Protesters and lawmakers in Hong Kong came forward on Monday to accuse the police of standing by while groups of men dressed in white attacked both protesters and commuters on Sunday night in Yoho Mall, a shopping center connected to the mass transit station, according to The Guardian.

Video taken by journalists and commuters showed dozens of men wearing white t-shirts and white masks storming the train station while beating passengers with rods, brooms, and other objects.

Witnesses said the group targeted mostly pro-democracy protesters, but also injured a pregnant woman and one woman holding an infant.

Pro-democracy lawmaker Ray Chan tweeted: “Hong Kong has 1 of the world’s highest cop to population ratio. Where were @hkpoliceforce?”

Yoho Mall said several shops would be closed on Monday due to concerns the armed men would return on Monday evening.

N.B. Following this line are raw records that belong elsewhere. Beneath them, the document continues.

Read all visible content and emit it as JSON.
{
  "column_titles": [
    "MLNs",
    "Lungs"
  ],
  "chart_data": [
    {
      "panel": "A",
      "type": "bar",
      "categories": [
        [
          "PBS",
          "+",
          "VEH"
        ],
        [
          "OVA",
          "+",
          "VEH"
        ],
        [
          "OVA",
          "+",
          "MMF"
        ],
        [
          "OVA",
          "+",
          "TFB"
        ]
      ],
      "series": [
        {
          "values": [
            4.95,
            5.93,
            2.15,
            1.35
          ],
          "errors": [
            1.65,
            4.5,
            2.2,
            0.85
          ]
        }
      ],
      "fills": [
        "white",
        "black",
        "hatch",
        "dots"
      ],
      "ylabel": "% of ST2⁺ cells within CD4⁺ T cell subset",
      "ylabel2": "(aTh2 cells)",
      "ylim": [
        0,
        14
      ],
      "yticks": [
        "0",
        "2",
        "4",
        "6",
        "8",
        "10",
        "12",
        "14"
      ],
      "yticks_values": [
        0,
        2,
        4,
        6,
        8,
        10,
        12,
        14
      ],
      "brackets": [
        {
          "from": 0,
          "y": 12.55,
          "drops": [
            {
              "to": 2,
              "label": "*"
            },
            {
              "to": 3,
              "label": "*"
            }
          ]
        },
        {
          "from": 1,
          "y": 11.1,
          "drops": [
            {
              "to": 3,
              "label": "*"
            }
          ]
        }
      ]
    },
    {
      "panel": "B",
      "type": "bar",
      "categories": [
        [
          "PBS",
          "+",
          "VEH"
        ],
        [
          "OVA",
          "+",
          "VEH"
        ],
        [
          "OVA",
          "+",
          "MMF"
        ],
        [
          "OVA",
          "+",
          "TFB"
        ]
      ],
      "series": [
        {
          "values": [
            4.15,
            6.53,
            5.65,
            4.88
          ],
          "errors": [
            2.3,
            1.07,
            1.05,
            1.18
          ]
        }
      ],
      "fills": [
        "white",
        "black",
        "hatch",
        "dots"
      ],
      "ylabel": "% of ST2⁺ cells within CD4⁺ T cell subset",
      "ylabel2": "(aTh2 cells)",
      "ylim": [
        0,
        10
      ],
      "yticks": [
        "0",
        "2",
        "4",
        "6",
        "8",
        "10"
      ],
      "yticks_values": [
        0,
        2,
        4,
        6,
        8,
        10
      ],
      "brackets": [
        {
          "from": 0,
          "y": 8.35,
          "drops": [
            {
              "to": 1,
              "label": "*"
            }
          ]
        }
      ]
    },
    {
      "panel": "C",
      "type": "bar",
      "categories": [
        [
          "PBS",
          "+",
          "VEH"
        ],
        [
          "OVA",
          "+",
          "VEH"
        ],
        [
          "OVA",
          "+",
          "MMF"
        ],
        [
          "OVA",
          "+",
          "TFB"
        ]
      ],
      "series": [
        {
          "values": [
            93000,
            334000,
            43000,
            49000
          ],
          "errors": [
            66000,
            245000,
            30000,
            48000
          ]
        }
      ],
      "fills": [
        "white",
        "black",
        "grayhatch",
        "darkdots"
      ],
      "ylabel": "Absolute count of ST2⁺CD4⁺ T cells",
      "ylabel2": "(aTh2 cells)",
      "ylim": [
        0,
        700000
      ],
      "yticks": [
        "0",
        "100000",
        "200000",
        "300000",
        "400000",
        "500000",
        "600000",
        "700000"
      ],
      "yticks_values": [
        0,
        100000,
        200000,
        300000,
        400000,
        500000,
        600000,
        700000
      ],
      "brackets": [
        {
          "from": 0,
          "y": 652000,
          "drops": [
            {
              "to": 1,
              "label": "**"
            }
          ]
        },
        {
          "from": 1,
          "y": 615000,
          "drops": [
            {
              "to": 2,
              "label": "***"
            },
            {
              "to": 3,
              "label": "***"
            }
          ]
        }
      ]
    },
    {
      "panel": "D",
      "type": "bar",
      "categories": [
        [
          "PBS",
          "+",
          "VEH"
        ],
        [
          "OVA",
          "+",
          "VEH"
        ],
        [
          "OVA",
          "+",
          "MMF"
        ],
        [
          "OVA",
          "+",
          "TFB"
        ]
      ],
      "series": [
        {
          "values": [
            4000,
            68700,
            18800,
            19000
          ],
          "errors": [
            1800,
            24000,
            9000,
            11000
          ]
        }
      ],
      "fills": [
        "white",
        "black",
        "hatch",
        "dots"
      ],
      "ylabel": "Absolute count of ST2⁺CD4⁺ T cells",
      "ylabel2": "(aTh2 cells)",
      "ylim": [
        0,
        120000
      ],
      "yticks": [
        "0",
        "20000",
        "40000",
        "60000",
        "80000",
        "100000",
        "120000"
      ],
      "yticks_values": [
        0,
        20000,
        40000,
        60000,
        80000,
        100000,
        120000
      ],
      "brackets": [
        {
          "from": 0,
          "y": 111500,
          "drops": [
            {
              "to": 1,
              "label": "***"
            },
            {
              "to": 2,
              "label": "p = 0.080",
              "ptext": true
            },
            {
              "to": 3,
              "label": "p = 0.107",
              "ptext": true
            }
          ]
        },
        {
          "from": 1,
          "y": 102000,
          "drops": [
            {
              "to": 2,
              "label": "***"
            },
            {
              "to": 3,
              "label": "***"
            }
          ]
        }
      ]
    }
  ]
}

Activists believe the men were the same ones hired during the 2014 pro-democracy protesters and likely from Southern China, where authorities have been known to hire men to harass protesters.

Pro-democracy protesters staged another massive march on Sunday, drawing hundreds of thousands of people that collapsed into a chaotic scene after police fired teargas and rubber bullets to disperse the crowds.

But the videos from the train station attack have drawn widespread outrage after one witness said: “They beat people in the carriage indiscriminately whoever they were, even people who were returning home from work … Some men were shielding us. They didn’t fight back otherwise we would have been beaten even worse. They beat even women and children.”

Videos of the attack show passengers crying as they tried to shield themselves from the makeshift weapons, commuters bleeding on the ground of the train station, while others were beaten as the men in white kicked and punched them.

After police arrived, angry protesters demanded to know what had taken them so long to get there..

Hong Kong’s Hospital Authority said 45 people between the ages of 18 and 64, were injured in the attack, including one man who was in critical condition while five more people were in serious condition.

“Is Hong Kong now allowing triads to do what they want, beating up people on the street with weapons?” Democratic party lawmaker Lam Cheuk-ting, who was among the injured, asked reporters.

Police claimed they made no arrests since they "could not be sure of who was involved" in the attack after claiming they had seen no weapons present by the white-shirted men.

Activist and pro-democracy movement leader Joshua Wong said the attacks were an attempt to “silence the voice of Hong Kong’s people."

Wong said the attacks were part of Hong Kong's organized crime triads which often participate in "engaged and coordinated" plots to support the rule of mainland China.

Carrie Lam, Hong Kong’s chief executive, said the attacks were shocking but called for calm since “violence will only breed more violence."

She also condemned protesters who clashed with police earlier in the day after they threw paint and eggs at China's main representative office in the city.

But Lam sidestepped several other questions from journalists about the attacks and walked out as questions were still being yelled out by reporters.

Wong said Hong Kong police chief Stephen Lo’s claim that officers were waiting for backup was "misleading."

“Gangsters serving the interests of Beijing physically attacked not only protesters but also pregnant women, the elderly and children,” he said. “When people dialed the emergency 999 hotline, police just hung up the phone. They had 1,000 officers at the nearest station but did not send anybody.”